In the nick of time, Quentin Tarantino saw a chance to rescue Willis from these doldrums, and presented the whole middle story of Pulp Fiction (1994) to him on a platter. As Butch, the boxer bribed to lose his final match, he had a kind of guest-star function, and held his mettle with Mitchum-esque charisma.
After that necessary bump, he was rarely far from box-office glory – and growing critical respect – in the mid-to-late 1990s. Die Hard with a Vengeance (1995) gave McClane a more profitable outing, but it was the same year’s risky Twelve Monkeys which tested Willis more: he was the sad, still centre that film needed to avoid collapsing into antic indulgence – the non-Terry-Gilliam element, if you like – and the romantic subplot with Madeleine Stowe felt genuinely mature.
He carried on shouldering a lot of staunch, blockbustery hero parts – Armageddon (1998) is the archetypal one – until locating some of that melancholy again with The Sixth Sense (1999), his biggest ever hit, and a film which, again, needed more than his quipping cynicism to fly. He had to be ghostly and forlorn. What disguised (and therefore preserved) the big twist for audiences was precisely how unusual it was to find Willis playing such a sounding board – not a man of action, but a witness on the sidelines, a passenger even in his own story.

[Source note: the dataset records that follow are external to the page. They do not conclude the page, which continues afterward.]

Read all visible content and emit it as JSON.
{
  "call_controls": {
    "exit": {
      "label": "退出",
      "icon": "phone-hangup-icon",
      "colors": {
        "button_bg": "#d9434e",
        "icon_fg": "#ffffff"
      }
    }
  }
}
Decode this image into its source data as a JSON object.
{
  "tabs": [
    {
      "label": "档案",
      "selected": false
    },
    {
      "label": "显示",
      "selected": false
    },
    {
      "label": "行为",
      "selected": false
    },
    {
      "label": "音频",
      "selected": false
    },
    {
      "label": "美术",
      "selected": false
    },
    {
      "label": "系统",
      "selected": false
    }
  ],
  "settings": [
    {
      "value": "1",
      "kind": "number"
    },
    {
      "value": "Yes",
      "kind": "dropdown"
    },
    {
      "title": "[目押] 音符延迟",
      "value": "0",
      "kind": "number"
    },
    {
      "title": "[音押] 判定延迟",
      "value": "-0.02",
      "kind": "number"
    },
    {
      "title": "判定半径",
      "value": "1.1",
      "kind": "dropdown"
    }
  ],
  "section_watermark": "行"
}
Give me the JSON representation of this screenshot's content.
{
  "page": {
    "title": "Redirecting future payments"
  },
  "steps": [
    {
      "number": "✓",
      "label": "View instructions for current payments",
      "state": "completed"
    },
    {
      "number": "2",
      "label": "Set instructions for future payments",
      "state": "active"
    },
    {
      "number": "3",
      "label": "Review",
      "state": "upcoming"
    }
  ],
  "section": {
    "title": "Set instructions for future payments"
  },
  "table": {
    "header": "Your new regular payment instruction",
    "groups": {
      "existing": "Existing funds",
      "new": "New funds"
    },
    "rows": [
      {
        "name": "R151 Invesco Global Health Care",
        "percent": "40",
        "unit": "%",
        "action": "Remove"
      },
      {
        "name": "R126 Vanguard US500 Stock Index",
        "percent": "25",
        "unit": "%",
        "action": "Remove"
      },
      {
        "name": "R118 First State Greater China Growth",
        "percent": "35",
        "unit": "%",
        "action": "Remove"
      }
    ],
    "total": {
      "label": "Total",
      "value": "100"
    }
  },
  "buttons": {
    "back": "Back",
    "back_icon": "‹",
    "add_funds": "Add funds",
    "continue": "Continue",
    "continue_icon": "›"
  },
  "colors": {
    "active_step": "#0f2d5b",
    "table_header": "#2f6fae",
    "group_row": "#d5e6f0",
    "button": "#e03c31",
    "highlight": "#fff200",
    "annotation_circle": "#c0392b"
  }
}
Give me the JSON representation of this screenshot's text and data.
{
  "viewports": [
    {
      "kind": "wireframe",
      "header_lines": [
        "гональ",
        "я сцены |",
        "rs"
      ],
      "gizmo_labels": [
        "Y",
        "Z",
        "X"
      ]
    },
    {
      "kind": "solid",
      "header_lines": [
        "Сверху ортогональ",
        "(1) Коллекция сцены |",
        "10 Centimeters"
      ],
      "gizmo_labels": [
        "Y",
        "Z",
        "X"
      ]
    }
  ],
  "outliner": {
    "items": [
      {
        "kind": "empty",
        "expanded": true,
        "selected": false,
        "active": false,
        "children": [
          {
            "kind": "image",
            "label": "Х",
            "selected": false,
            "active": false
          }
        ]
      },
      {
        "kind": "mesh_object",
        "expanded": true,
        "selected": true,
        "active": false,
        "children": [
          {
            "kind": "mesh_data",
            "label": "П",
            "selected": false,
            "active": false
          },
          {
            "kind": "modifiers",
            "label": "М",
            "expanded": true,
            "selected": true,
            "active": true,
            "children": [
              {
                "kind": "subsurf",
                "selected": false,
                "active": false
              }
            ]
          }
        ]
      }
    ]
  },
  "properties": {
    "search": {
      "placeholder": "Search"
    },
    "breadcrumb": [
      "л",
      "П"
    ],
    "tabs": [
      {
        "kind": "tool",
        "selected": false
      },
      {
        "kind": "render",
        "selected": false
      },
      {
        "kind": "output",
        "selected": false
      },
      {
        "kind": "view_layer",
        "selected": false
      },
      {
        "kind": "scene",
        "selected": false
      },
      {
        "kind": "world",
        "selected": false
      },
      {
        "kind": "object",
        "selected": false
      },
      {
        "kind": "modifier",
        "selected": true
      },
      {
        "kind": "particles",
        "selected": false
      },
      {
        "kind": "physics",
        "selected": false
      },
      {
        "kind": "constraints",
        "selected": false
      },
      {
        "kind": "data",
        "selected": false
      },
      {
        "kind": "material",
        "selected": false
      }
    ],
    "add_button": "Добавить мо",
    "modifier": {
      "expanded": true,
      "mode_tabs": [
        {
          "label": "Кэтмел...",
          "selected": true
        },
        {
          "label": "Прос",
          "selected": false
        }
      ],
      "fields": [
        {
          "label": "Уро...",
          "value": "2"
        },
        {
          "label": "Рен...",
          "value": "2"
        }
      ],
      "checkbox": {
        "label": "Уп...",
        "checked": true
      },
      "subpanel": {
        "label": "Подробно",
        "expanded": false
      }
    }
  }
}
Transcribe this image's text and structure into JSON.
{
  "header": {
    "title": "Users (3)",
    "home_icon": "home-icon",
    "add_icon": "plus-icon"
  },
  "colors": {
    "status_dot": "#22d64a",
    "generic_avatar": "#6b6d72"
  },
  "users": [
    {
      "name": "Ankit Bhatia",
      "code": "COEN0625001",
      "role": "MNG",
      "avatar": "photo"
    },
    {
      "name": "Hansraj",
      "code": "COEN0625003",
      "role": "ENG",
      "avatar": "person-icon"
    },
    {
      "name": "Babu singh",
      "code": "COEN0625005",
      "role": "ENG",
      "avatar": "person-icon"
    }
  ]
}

It was inspired, counter-intuitive casting, hard to sequel-ise – but he managed something close to that in Shyamalan’s Unbreakable (2001), and again, did it well. Before the slew of direct-to-video titles that have notoriously bedevilled his filmography over the last decade or so – leading to a special, mean-spirited Razzie this year, in which his only competition was himself – there were still some real highlights.